DIMON: I WAS DEAD WRONG
In an extraordinary mea culpa, JP Morgan chief executive Jamie Dimon said yesterday that he had been “dead wrong” to deny rumours that the bank could lose billions on a botched hedging strategy, a scandal that is likely to force several of the bank’s senior executives to quit.
“I was dead wrong,” said Dimon in an interview with NBC when asked why he had previously called reports of the bank’s bets “a tempest in a teapot”. “I obviously didn’t know because I would never have said that. One of the reasons it became public was because we wanted to say we told you something completely wrong four weeks ago.”
But Dimon is not sure whether the bank broke any laws or US regulations. When asked, he said: “So we’ve had audit, legal, risk, compliance, some of our best people looking over that. We know we were sloppy. We know we were stupid. We know there was bad judgment. We don’t know if any of that’s true yet.”
Dimon is under fire for having presided over a strategy that some say turned JP Morgan’s treasury, where it hedges risk, into a proprietary trading (prop trading) desk, where a bank bets with its own money and surplus client deposits for profit.
The bank was forced to “come clean” over a $2bn (or $800m post-tax) loss on the division’s portfolio last week, as Dimon put it.
Reports last night suggested that two senior executives – Ina Drew and Achilles Macris – as well as a trader in the bank’s chief investment office were preparing to leave their jobs over the loss.
It is not clear if Bruno Iksil, the trader known as the “London Whale” who placed the massive bets, is among the casualties.
In his TV interview, Dimon also admitted that he had ignored warnings that something could be going seriously wrong in the bank’s chief investment office, saying the problem had been “brewing for a while”.
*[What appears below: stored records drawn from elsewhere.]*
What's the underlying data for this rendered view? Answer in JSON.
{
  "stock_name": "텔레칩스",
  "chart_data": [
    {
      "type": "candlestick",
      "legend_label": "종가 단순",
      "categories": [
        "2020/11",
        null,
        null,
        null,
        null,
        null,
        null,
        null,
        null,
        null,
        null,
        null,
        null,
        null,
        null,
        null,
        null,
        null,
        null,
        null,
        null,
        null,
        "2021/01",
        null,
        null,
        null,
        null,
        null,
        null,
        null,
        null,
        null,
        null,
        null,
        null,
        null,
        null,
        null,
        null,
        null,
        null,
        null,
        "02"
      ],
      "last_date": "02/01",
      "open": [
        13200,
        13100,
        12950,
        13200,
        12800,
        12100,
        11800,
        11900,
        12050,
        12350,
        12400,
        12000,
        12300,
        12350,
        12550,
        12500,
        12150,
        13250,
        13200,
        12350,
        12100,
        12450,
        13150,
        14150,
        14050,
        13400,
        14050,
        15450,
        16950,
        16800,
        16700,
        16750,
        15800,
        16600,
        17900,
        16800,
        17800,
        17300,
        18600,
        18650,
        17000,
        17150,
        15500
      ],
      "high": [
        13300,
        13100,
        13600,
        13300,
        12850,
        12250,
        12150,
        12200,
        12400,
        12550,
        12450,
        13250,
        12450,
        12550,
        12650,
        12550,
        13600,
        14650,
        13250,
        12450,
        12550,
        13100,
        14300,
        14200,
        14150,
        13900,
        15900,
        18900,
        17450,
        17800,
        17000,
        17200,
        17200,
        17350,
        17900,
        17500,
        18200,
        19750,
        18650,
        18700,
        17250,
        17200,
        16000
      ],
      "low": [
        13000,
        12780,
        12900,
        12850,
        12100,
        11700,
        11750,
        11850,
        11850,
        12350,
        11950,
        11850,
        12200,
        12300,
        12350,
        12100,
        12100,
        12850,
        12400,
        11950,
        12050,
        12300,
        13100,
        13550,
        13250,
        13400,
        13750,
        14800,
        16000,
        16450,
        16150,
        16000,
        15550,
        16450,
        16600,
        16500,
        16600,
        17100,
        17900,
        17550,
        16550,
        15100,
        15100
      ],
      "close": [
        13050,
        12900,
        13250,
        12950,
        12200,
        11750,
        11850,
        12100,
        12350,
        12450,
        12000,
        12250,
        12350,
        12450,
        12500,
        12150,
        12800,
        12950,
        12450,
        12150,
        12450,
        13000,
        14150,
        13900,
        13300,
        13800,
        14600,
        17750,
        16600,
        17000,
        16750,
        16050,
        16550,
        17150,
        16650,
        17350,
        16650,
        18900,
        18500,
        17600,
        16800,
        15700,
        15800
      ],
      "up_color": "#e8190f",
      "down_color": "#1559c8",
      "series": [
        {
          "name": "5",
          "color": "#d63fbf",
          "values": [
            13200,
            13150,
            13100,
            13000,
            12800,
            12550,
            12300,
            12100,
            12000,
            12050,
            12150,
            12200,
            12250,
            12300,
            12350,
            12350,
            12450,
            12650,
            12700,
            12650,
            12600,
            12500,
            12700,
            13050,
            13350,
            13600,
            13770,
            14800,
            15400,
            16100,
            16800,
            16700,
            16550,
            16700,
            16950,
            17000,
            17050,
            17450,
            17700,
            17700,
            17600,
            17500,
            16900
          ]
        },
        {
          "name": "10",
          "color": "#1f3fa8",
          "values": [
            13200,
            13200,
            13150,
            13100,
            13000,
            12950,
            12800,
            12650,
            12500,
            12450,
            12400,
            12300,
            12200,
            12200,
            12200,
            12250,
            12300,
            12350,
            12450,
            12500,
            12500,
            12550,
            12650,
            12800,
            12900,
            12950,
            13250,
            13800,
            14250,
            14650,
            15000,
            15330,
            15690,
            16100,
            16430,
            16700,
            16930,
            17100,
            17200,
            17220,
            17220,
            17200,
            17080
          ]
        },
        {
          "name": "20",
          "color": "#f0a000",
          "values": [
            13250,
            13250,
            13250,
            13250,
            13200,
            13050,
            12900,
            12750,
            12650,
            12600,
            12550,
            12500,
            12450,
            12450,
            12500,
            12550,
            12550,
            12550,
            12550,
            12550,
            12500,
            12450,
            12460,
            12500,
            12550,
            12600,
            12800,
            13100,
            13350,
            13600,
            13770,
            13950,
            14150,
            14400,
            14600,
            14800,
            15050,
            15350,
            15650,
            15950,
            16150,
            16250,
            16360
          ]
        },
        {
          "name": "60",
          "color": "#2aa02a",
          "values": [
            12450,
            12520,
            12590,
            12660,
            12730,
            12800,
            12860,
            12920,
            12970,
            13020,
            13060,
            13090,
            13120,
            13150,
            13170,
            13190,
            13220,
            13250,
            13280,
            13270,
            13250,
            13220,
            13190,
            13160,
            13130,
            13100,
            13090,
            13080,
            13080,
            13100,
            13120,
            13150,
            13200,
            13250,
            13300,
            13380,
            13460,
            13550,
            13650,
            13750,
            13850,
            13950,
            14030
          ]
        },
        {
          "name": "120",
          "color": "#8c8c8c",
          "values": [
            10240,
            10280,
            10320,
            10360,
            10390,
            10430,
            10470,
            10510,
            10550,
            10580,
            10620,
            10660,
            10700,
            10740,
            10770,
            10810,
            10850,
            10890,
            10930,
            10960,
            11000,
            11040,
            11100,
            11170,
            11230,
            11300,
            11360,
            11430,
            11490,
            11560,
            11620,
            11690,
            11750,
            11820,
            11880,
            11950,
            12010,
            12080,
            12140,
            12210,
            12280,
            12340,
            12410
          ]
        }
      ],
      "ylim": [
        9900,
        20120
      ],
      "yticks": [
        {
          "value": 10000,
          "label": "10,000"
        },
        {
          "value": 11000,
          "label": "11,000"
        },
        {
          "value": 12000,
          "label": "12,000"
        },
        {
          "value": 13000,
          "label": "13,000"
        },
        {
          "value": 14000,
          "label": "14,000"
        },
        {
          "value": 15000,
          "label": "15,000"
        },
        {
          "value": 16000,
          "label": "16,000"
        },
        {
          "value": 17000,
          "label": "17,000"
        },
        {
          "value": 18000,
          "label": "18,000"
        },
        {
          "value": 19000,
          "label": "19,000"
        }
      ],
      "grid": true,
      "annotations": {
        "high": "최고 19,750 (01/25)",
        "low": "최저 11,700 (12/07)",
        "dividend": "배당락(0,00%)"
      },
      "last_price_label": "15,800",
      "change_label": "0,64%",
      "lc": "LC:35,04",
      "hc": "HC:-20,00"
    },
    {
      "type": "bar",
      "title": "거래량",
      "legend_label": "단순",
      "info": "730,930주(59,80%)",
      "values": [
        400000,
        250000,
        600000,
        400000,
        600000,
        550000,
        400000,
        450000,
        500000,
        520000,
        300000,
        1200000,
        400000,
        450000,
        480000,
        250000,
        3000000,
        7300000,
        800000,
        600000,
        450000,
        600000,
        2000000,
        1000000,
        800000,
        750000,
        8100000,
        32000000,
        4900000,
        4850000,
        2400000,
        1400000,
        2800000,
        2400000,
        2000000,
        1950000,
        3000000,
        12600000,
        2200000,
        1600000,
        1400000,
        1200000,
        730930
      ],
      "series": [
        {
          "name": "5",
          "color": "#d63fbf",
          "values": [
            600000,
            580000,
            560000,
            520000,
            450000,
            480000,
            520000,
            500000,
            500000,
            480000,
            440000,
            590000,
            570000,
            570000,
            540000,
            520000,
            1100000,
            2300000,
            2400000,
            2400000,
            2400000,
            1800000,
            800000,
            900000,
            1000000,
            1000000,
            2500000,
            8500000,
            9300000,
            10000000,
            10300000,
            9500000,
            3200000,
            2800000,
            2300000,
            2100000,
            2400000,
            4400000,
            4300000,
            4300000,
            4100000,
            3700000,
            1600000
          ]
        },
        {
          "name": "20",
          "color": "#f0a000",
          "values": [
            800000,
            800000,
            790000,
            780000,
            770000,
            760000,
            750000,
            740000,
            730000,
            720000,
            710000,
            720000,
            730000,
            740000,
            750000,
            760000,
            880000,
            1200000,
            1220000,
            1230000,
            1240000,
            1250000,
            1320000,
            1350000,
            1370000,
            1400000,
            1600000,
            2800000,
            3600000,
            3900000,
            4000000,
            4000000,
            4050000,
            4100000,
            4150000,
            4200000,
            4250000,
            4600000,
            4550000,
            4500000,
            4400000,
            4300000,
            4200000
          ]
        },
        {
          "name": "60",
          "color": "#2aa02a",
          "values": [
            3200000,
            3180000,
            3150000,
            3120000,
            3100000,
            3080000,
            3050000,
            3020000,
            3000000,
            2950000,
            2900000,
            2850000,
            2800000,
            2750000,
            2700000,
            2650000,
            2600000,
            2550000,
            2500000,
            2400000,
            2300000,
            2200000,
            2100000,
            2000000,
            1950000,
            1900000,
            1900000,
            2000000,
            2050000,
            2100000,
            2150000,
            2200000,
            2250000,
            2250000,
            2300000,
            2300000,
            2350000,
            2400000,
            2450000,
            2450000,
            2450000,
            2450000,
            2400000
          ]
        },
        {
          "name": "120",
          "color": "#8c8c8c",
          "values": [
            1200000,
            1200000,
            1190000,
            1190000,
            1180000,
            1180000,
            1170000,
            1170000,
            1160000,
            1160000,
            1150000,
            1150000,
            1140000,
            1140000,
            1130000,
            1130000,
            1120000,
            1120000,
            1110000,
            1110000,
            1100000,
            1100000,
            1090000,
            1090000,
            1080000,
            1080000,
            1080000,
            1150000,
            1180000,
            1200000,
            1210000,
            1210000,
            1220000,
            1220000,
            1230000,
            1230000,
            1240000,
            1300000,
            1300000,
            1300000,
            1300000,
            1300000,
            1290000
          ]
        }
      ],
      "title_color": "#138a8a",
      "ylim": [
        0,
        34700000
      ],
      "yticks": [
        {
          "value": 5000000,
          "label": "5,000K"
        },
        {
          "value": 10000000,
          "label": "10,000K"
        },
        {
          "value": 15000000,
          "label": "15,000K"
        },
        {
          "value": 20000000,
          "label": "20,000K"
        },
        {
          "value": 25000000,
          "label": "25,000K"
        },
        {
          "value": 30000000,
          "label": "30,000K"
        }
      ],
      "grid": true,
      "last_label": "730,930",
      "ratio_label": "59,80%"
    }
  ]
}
Regarding press reports that JP Morgan was suffering large losses in its CIO portfolio, he said: “That particular red flag, we made a mistake, people got very defensive and started justifying everything we did. And you know, the better thing in life is to say maybe we made a mistake, let’s dig deep.”
The losses come at a disastrous time for US banks lobbying against a harsh implementation of the Dodd-Frank Act, a new financial framework that is currently being translated into technical regulations by several agencies.
Dimon has been one of the most outspoken critics of parts of the legislation, in particular the Volcker rule, which places strict limits on prop trading – the bets banks can make with surplus liquidity.
Dimon admitted the bank’s loss had “absolutely” given critics new ammunition, but added: “We have supported 70 per cent or so of Dodd-Frank.”